AN INDEPENDENT body to replace the existing regulatory functions of the Law Society and the Bar Council is the central proposal from the Minister for Justice in the Legal Services Bill announced yesterday.
The 260-page Bill, which is to be published by early next week, is required under the memorandum of understanding with the EU-IMF troika.
It builds on reforms put forward by the Competition Authority and the Legal Costs Working Group, Minister for Justice Alan Shatter said yesterday.
Other proposals include a legal costs adjudicator, who would lay out the basis for legal costs and provide for mediation or adjudication where they were disputed, and an independent body for complaints against barristers and solicitors. At the moment these are dealt with by disciplinary committees of the Bar Council and the Law Society, which have lay majorities.
Mr Shatter stressed the proposed 11-member Legal Services Regulatory Authority would be independent, with a lay majority and a lay chairperson. These would be appointed by the Government on the nomination of the Minister, he said, and must meet criteria laid down in the Bill. The authority is to report to the Oireachtas through the committees on justice and public accounts.
Asked if there was any mechanism for people to seek appointment to the new authority and be assessed by an independent body, he said there was no provision for this in the Bill, but a decision had yet to be made on whether there could be such a mechanism.
He said that both the Bar Council and the Law Society had done their best to keep a “Chinese wall” between their regulatory and representative functions, but this was not perceived by the public. “People want to see a clearly independent body,” he said.
Asked what would become of those working in the regulatory area for the Law Society, he said people with such qualifications would be needed by the new authority. “It will be independent of the Law Society,” he said.
The money spent by the Law Society and the Bar Council on their regulatory functions would therefore be freed up, and they would finance the new authority via a levy, he said.
The new authority would have responsibility for a wide range of functions, including drawing up a code of conduct for the professions, proposing regulations for them, monitoring admissions policies to the legal profession and accrediting educational institutions to provide legal professional training. This would end the monopoly on such training currently exercised by the King’s Inns and the Law Society.
It would also conduct research on other issues, including reviewing the structure of the legal professions, including unifying the two professions, introducing a new profession of “conveyancer” for property transactions, partnerships between barristers and between them and solicitors and direct access to barristers for contentious matters.
The Bill will also contain provisions for solicitors to become senior counsel and to jointly act as advocates with barristers, making the wearing of wigs and gowns voluntary in all courts and ending the practice whereby junior counsel charge two-thirds of a senior counsel’s fees in a case.
Both solicitors and barristers will be required to provide detailed bills of costs with specified information.
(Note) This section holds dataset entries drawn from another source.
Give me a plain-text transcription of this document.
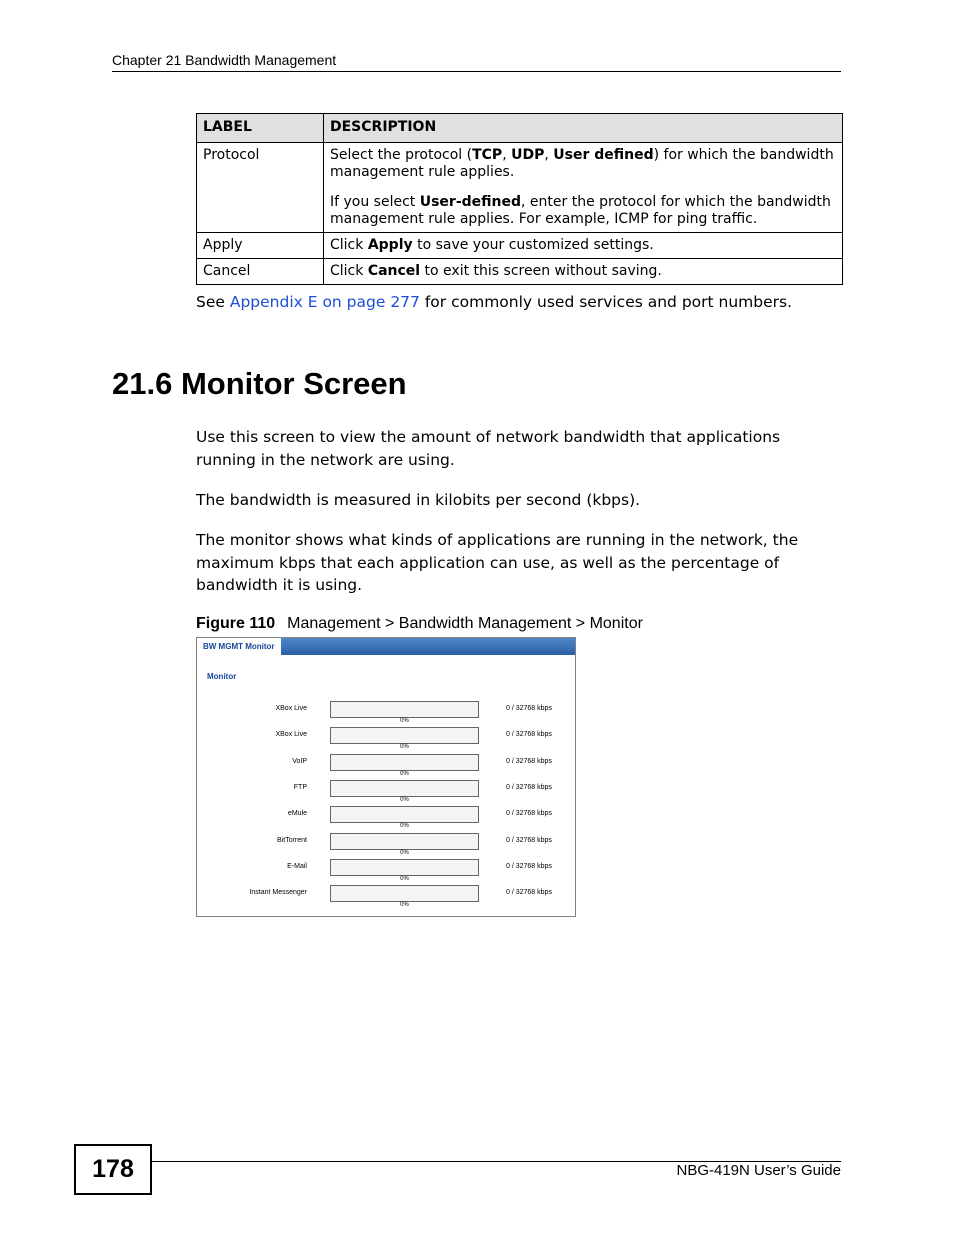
Chapter 21 Bandwidth Management
LABEL	DESCRIPTION
Protocol	Select the protocol (TCP, UDP, User defined) for which the bandwidth management rule applies.

If you select User-defined, enter the protocol for which the bandwidth management rule applies. For example, ICMP for ping traffic.

Apply	Click Apply to save your customized settings.
Cancel	Click Cancel to exit this screen without saving.
See Appendix E on page 277 for commonly used services and port numbers.
21.6 Monitor Screen

Use this screen to view the amount of network bandwidth that applications running in the network are using.

The bandwidth is measured in kilobits per second (kbps).

The monitor shows what kinds of applications are running in the network, the maximum kbps that each application can use, as well as the percentage of bandwidth it is using.

Figure 110 Management > Bandwidth Management > Monitor
BW MGMT Monitor
Monitor
XBox Live
0%
0 / 32768 kbps
XBox Live
0%
0 / 32768 kbps
VoIP
0%
0 / 32768 kbps
FTP
0%
0 / 32768 kbps
eMule
0%
0 / 32768 kbps
BitTorrent
0%
0 / 32768 kbps
E-Mail
0%
0 / 32768 kbps
Instant Messenger
0%
0 / 32768 kbps
178	NBG-419N User’s Guide
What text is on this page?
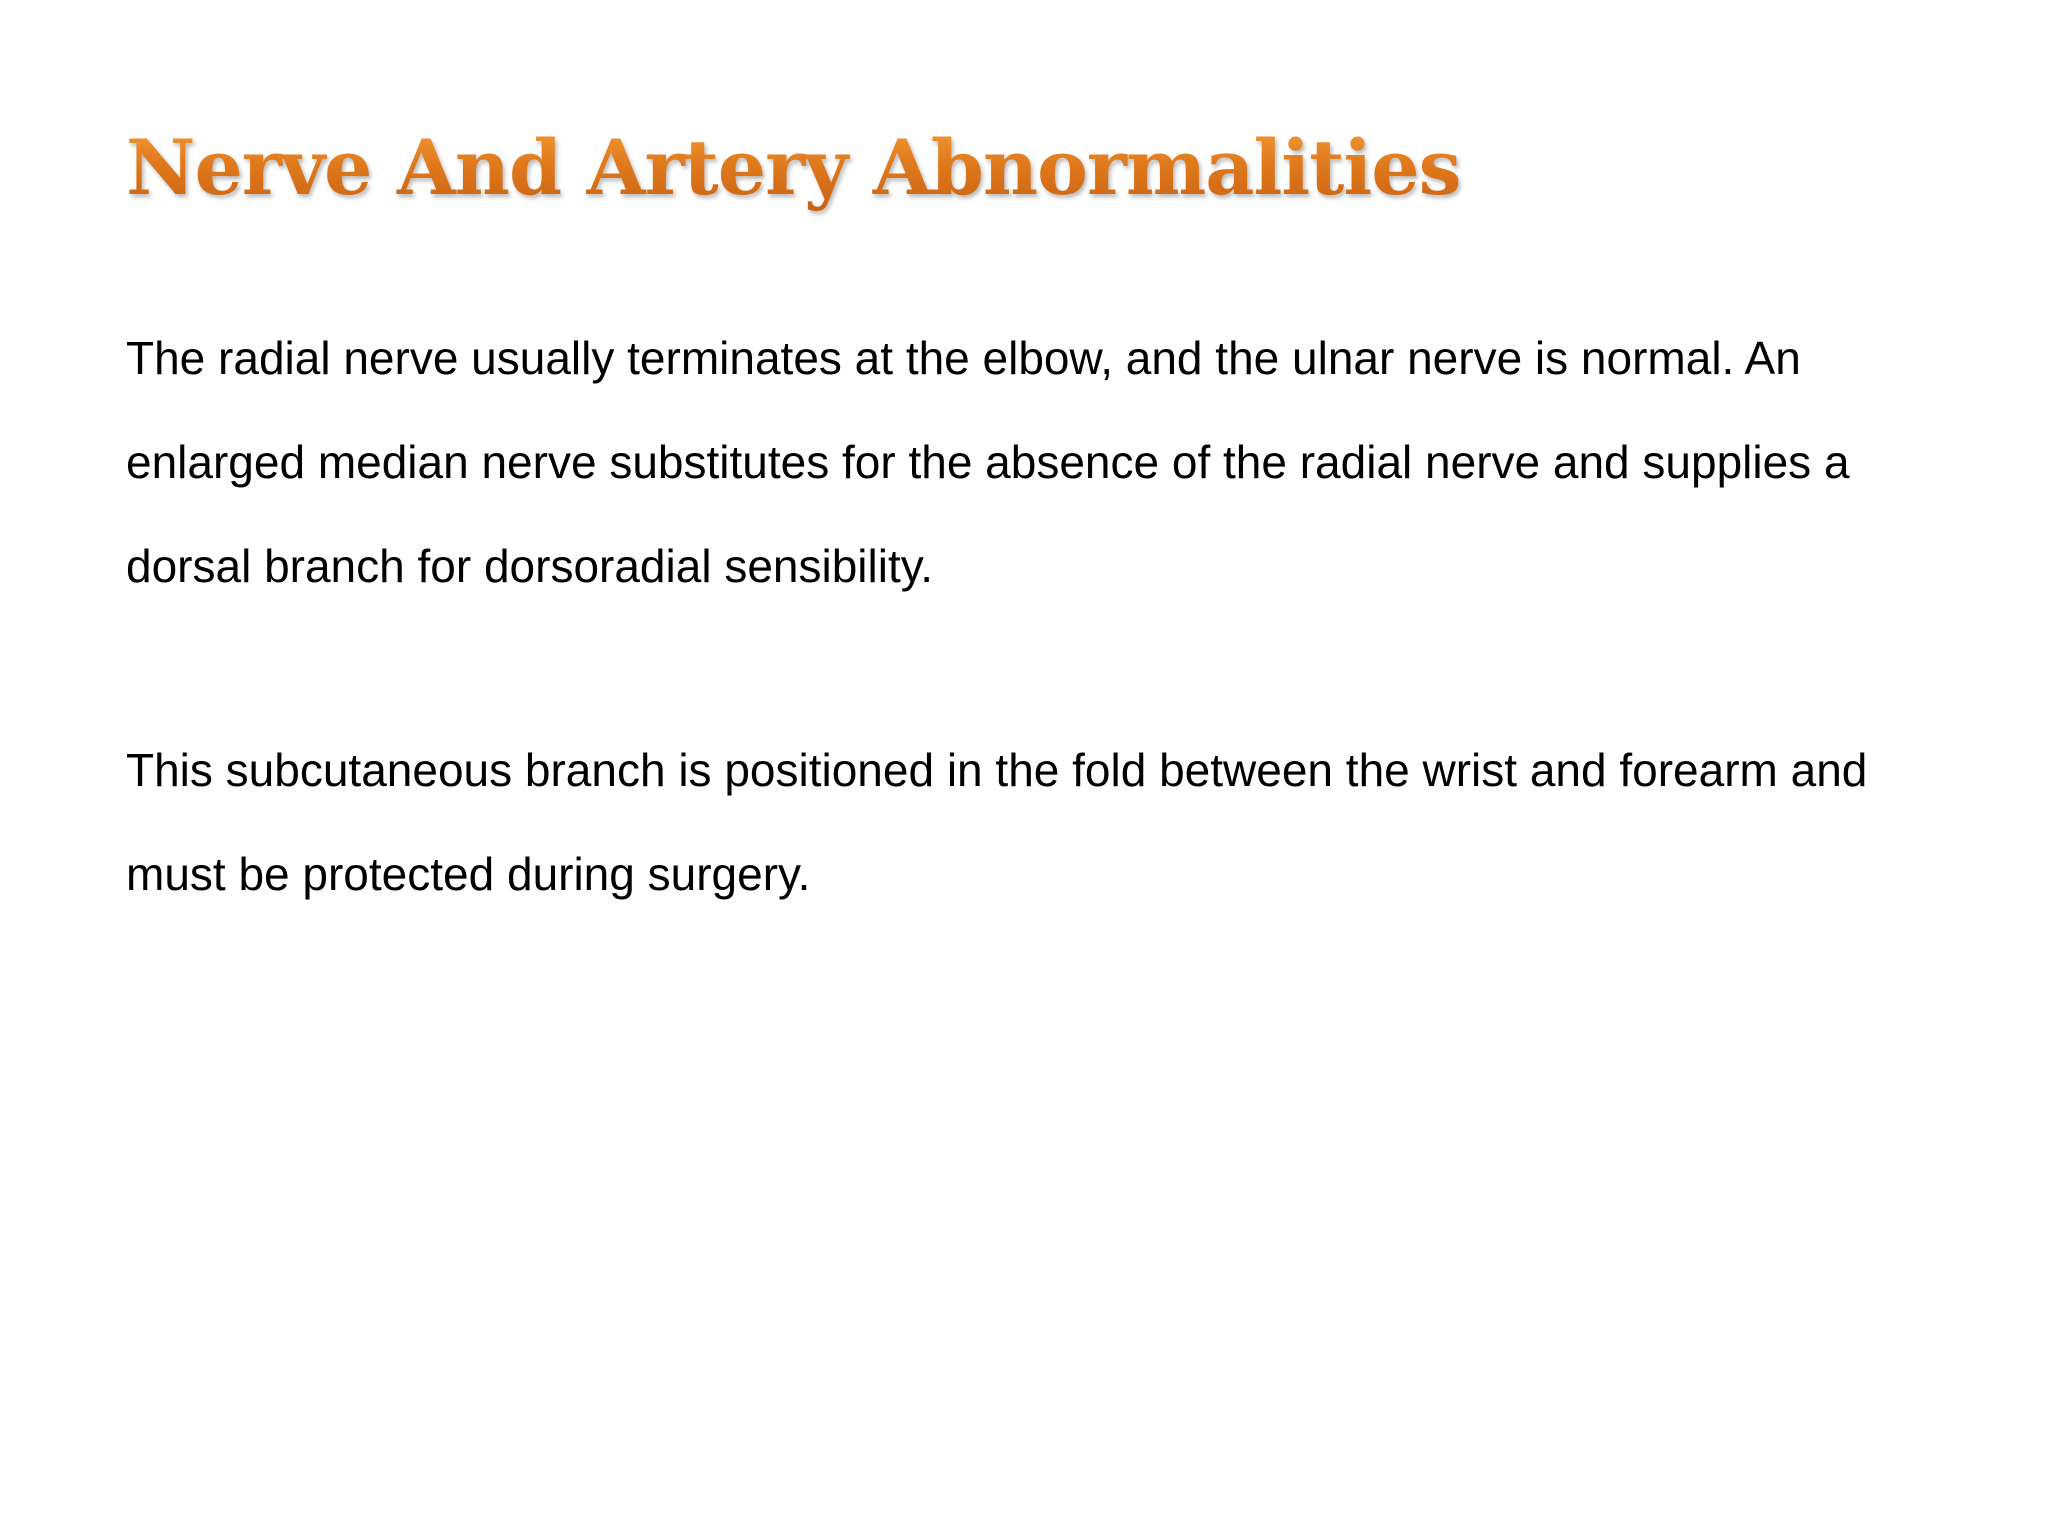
Nerve And Artery Abnormalities

The radial nerve usually terminates at the elbow, and the ulnar nerve is normal. An enlarged median nerve substitutes for the absence of the radial nerve and supplies a dorsal branch for dorsoradial sensibility.

This subcutaneous branch is positioned in the fold between the wrist and forearm and must be protected during surgery.
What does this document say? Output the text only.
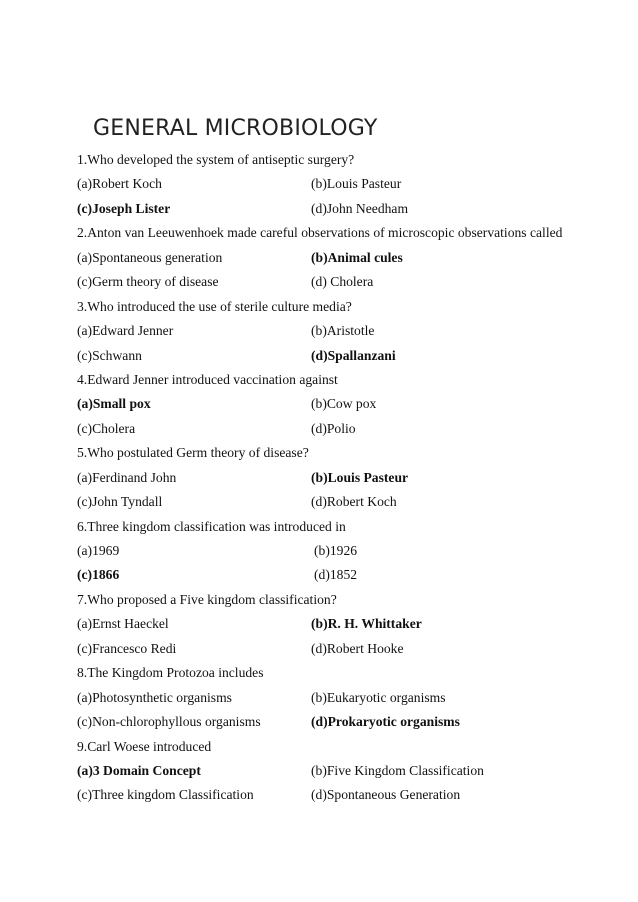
GENERAL MICROBIOLOGY
1.Who developed the system of antiseptic surgery?
(a)Robert Koch	(b)Louis Pasteur
(c)Joseph Lister	(d)John Needham
2.Anton van Leeuwenhoek made careful observations of microscopic observations called
(a)Spontaneous generation	(b)Animal cules
(c)Germ theory of disease	(d) Cholera
3.Who introduced the use of sterile culture media?
(a)Edward Jenner	(b)Aristotle
(c)Schwann	(d)Spallanzani
4.Edward Jenner introduced vaccination against
(a)Small pox	(b)Cow pox
(c)Cholera	(d)Polio
5.Who postulated Germ theory of disease?
(a)Ferdinand John	(b)Louis Pasteur
(c)John Tyndall	(d)Robert Koch
6.Three kingdom classification was introduced in
(a)1969	(b)1926
(c)1866	(d)1852
7.Who proposed a Five kingdom classification?
(a)Ernst Haeckel	(b)R. H. Whittaker
(c)Francesco Redi	(d)Robert Hooke
8.The Kingdom Protozoa includes
(a)Photosynthetic organisms	(b)Eukaryotic organisms
(c)Non-chlorophyllous organisms	(d)Prokaryotic organisms
9.Carl Woese introduced
(a)3 Domain Concept	(b)Five Kingdom Classification
(c)Three kingdom Classification	(d)Spontaneous Generation
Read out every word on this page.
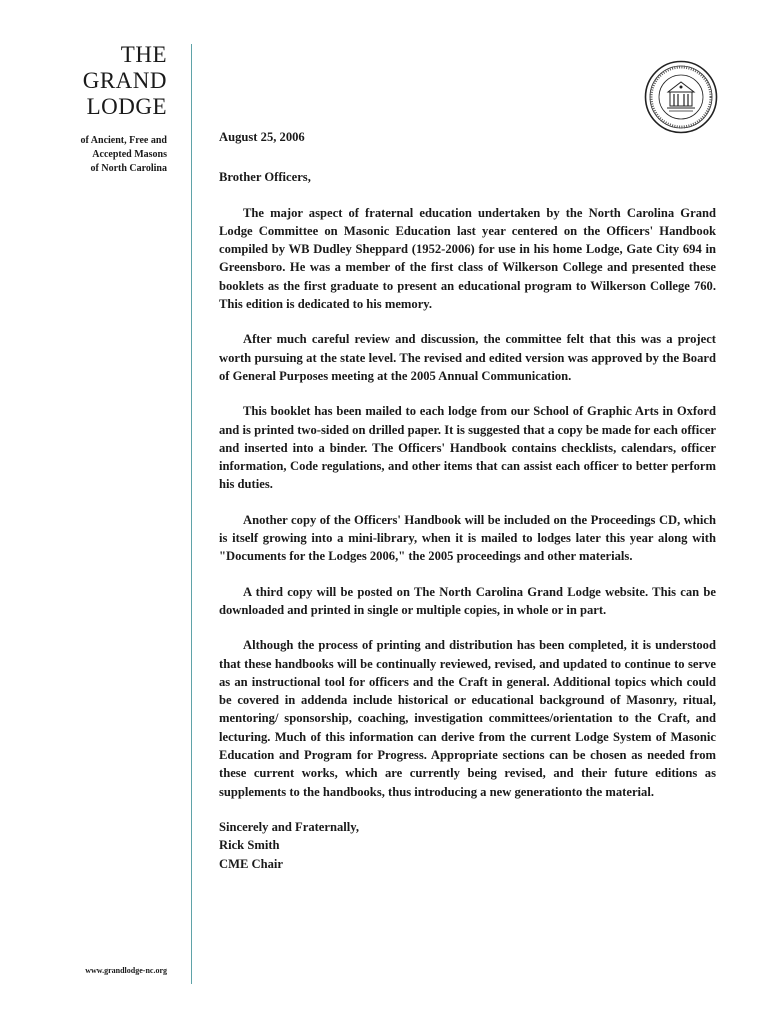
THE
GRAND
LODGE
of Ancient, Free and
Accepted Masons
of North Carolina
www.grandlodge-nc.org

August 25, 2006

Brother Officers,

The major aspect of fraternal education undertaken by the North Carolina Grand Lodge Committee on Masonic Education last year centered on the Officers' Handbook compiled by WB Dudley Sheppard (1952-2006) for use in his home Lodge, Gate City 694 in Greensboro. He was a member of the first class of Wilkerson College and presented these booklets as the first graduate to present an educational program to Wilkerson College 760. This edition is dedicated to his memory.

After much careful review and discussion, the committee felt that this was a project worth pursuing at the state level. The revised and edited version was approved by the Board of General Purposes meeting at the 2005 Annual Communication.

This booklet has been mailed to each lodge from our School of Graphic Arts in Oxford and is printed two-sided on drilled paper. It is suggested that a copy be made for each officer and inserted into a binder. The Officers' Handbook contains checklists, calendars, officer information, Code regulations, and other items that can assist each officer to better perform his duties.

Another copy of the Officers' Handbook will be included on the Proceedings CD, which is itself growing into a mini-library, when it is mailed to lodges later this year along with "Documents for the Lodges 2006," the 2005 proceedings and other materials.

A third copy will be posted on The North Carolina Grand Lodge website. This can be downloaded and printed in single or multiple copies, in whole or in part.

Although the process of printing and distribution has been completed, it is understood that these handbooks will be continually reviewed, revised, and updated to continue to serve as an instructional tool for officers and the Craft in general. Additional topics which could be covered in addenda include historical or educational background of Masonry, ritual, mentoring/ sponsorship, coaching, investigation committees/orientation to the Craft, and lecturing. Much of this information can derive from the current Lodge System of Masonic Education and Program for Progress. Appropriate sections can be chosen as needed from these current works, which are currently being revised, and their future editions as supplements to the handbooks, thus introducing a new generationto the material.

Sincerely and Fraternally,
Rick Smith
CME Chair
This will have to be reviewed on a regular basis, and clients informed of costs changes to the initial bill.
Mr Shatter said he would also provide, in new bankruptcy legislation, for barristers and solicitors who become bankrupt through their involvement in commercial matters unconnected with their profession to be able to continue to practise in order to support themselves and repay creditors.
LEGAL REFORM MAIN POINTS
A Legal Services Regulatory Authority will be set up to oversee the legal professions;
An office of Legal Costs Adjudicator will be set up to outline the basis for legal costs and adjudicate on disputed costs;
An independent Legal Professions Disciplinary Tribunal will be set up to deal with complaints about professional misconduct;
The Legal Services Regulatory Authority will have 11 members, seven of them lay members to be appointed by the Government on the nomination of the Minister for Justice, two each nominated by the Law Society and the Bar Council, with an independent lay chairperson;
It will prepare codes of conduct for the legal professions and prepare reports on opening up legal professional education to third-level institutions and new models of business organisation for lawyers;
The authority will be financed by a levy on the legal professions and will report to the Oireachtas through its committees;
The Legal Costs Adjudicator will outline the information that must be given to clients in advance, recommend mediation or adjudicate on disputes and publish rulings on costs;
The complaints committee will have a lay majority and will deal directly with clients' complaints, which will no longer go to the disciplinary tribunals of the professional bodies. It will have extensive powers, including striking off a practitioner.